Wednesday 9 March 2016

Hundreds of millions of dollars in education department grants are being given to private schools with no measures to track how the money is being spent, an auditor-general's report has found.

The state's financial watchdog has found little evidence that the money, estimated to be $676 million this year, is being used appropriately by the schools.More than a third of Victorian students go to private schools.

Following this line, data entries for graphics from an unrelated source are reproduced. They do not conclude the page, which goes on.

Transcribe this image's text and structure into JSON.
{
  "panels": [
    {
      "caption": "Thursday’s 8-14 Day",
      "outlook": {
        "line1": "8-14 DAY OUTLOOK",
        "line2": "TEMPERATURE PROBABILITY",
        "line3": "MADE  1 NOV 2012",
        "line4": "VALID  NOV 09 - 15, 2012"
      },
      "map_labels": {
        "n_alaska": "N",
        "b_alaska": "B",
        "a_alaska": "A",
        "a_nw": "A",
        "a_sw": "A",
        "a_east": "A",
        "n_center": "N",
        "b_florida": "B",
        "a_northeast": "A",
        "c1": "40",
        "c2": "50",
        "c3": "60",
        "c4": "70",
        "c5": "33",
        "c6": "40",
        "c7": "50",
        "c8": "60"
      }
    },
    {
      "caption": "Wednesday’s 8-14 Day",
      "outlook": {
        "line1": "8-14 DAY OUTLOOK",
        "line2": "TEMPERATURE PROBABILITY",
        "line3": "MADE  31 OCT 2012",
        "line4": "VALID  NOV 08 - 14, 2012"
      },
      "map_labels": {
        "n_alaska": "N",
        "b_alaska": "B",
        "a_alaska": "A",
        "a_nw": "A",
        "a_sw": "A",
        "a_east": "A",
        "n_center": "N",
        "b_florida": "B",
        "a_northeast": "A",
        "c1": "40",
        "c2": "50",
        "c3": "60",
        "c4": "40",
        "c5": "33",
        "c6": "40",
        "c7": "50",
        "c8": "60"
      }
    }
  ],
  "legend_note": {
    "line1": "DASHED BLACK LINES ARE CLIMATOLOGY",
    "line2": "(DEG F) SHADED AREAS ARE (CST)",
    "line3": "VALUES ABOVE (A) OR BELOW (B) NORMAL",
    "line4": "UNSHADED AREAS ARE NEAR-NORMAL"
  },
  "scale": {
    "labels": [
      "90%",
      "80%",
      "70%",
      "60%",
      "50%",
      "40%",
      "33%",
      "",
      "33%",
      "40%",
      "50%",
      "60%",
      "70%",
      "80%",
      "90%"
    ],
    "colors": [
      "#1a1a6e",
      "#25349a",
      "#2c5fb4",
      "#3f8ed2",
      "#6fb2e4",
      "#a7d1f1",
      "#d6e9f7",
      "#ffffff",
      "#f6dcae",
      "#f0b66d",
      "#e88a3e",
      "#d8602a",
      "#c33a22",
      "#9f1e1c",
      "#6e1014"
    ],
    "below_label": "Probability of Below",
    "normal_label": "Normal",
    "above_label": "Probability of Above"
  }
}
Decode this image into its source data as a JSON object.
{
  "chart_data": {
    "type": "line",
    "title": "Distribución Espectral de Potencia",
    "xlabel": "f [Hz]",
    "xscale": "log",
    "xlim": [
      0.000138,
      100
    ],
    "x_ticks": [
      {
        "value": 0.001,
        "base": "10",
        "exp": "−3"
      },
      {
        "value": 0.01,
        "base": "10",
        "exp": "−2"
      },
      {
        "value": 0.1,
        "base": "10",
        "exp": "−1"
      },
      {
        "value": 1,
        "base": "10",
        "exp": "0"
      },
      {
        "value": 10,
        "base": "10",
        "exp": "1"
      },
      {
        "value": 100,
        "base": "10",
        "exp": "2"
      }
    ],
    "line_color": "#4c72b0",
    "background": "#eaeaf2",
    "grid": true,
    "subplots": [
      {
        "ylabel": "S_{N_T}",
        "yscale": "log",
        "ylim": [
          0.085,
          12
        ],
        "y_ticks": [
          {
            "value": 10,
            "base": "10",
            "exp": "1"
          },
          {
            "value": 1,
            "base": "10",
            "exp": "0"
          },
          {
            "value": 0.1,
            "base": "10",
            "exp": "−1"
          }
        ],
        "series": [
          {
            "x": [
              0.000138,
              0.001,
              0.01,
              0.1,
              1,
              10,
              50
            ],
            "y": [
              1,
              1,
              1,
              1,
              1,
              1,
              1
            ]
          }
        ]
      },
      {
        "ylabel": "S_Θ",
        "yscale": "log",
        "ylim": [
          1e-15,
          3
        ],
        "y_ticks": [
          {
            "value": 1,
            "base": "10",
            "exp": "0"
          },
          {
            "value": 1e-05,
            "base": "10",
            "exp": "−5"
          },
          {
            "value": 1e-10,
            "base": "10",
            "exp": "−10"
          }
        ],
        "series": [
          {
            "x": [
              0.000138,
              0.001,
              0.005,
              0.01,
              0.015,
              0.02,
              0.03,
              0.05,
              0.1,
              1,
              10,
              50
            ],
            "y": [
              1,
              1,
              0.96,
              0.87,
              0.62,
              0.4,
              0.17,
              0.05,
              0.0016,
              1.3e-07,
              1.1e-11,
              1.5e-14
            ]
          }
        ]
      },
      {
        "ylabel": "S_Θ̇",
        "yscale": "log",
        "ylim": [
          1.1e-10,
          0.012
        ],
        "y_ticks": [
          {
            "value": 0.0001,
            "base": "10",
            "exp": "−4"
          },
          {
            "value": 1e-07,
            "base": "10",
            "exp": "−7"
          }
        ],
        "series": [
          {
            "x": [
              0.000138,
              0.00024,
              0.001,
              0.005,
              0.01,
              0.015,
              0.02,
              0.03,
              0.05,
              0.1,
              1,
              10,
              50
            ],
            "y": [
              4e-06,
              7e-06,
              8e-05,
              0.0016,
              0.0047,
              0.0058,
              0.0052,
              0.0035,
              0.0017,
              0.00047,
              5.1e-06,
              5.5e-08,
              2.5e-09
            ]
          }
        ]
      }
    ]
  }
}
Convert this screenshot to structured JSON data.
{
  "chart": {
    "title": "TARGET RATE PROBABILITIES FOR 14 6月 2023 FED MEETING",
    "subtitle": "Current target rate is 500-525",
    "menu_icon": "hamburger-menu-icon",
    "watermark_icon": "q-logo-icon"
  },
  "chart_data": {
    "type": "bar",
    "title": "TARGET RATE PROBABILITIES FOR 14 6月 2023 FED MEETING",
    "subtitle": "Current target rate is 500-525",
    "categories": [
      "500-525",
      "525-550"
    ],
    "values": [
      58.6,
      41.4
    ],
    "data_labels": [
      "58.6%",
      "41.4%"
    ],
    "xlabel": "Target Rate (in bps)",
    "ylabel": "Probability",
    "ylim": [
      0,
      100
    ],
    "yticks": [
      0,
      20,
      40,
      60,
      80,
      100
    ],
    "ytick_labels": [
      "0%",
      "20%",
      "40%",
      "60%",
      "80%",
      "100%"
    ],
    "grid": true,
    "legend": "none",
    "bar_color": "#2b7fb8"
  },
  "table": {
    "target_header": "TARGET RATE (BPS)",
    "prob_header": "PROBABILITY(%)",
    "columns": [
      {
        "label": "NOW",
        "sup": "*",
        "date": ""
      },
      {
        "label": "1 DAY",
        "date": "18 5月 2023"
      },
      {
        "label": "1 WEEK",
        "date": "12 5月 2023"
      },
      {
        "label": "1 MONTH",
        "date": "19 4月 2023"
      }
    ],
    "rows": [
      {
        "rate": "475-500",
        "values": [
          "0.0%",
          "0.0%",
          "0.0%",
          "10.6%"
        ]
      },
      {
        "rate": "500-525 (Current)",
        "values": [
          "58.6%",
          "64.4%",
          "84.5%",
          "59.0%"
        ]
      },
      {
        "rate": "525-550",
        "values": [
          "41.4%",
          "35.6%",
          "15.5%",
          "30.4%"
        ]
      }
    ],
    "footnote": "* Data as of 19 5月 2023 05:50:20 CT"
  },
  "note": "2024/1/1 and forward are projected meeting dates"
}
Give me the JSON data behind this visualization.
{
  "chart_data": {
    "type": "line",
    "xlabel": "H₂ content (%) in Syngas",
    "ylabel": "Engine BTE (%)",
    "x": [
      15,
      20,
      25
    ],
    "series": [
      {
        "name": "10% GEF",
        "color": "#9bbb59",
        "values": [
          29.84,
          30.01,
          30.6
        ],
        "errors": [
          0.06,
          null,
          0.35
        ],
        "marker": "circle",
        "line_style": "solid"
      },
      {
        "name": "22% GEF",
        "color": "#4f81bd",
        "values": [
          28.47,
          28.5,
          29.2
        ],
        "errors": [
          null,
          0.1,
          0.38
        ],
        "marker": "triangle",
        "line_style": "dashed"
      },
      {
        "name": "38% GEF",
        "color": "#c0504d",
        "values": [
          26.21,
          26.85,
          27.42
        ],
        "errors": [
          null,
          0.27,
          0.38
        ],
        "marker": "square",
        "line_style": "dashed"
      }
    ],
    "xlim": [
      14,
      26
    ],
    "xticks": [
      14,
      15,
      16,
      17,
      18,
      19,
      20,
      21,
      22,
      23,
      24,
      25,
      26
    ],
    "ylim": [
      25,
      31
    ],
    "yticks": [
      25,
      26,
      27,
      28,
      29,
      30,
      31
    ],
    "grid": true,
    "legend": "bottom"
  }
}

In a scathing report, acting Auditor-General Dr Peter Frost said the education department had "weak" funding agreements with the schools, no performance measurement or targets, and that the schools were unable to prove funds were spent as they were intended.
"My audit found that there is limited assurance that grants are used for their intended purpose or are achieving intended outcomes," Dr Frost said in the Grants to Non-Government Schools report, which was tabled in Parliament on Wednesday.
"The absence of clear, appropriate governance by [the education department] has led to poor grant administration, including inadequate monitoring ... of whether grants are used as intended."
In a sample audit of 22 schools, none could prove that their funding was not used on capital works, which is forbidden.
And only 20 per cent of schools receiving student disability grants could prove that they were used for the purpose that they were intended.
In his opening remarks, Dr Frost launched a blistering attack on the Catholic schools' administrative arm, the Catholic Education Commission Victoria, which accused the watchdog of conducting a biased report.
The audit revealed that due to a funding model that relates only to Catholic schools, some wealthier Catholic schools received substantially more in government grants than they would have under the department's funding arrangement, while poorer schools received less.
Government funding for Victoria's nearly 500 Catholic schools is distributed by the Catholic Education Commission Victoria.
The Catholic Education Office's chief executive, Stephen Elder, said the audit was "limited in scope" and the auditor-general was trying to endorse previous criticisms it had made to media about school government grants.( Elder criticises every report critical of Independent schools)
"It is hard not to conclude that the scope was intentionally designed to serve this purpose, given that a broader scope would have challenged many of VAGO's findings," Mr Elder said.
Dr Frost rejected the criticism, saying that the audit "may not have been the one the CECV [Catholic Education Commission of Victoria] wanted".
The auditor-general investigated more than $640 million in non-competitive grants given to private schools in 2014 and found most of it was "untagged".
The report made a range of recommendations to the education department, advising that it improve its record keeping and reporting requirements.
Independent Schools Victoria's chief executive, Michelle Green, pledged to work with the department to improve the administration of grants.
"The public has a right to know how taxpayers' money is spent," she said.
An education department spokeswoman said the department accepted all of the recommendations presented, and would "work closely with the non-government schools sector to deliver greater clarity, transparency and accountability for state funding".
A spokesman for Education Minister James Merlino said the government "has already undertaken significant reforms" to strengthen reporting and accountability requirements for private schools. ( Yeah...OK I'll be interested to see that when/if it happens!)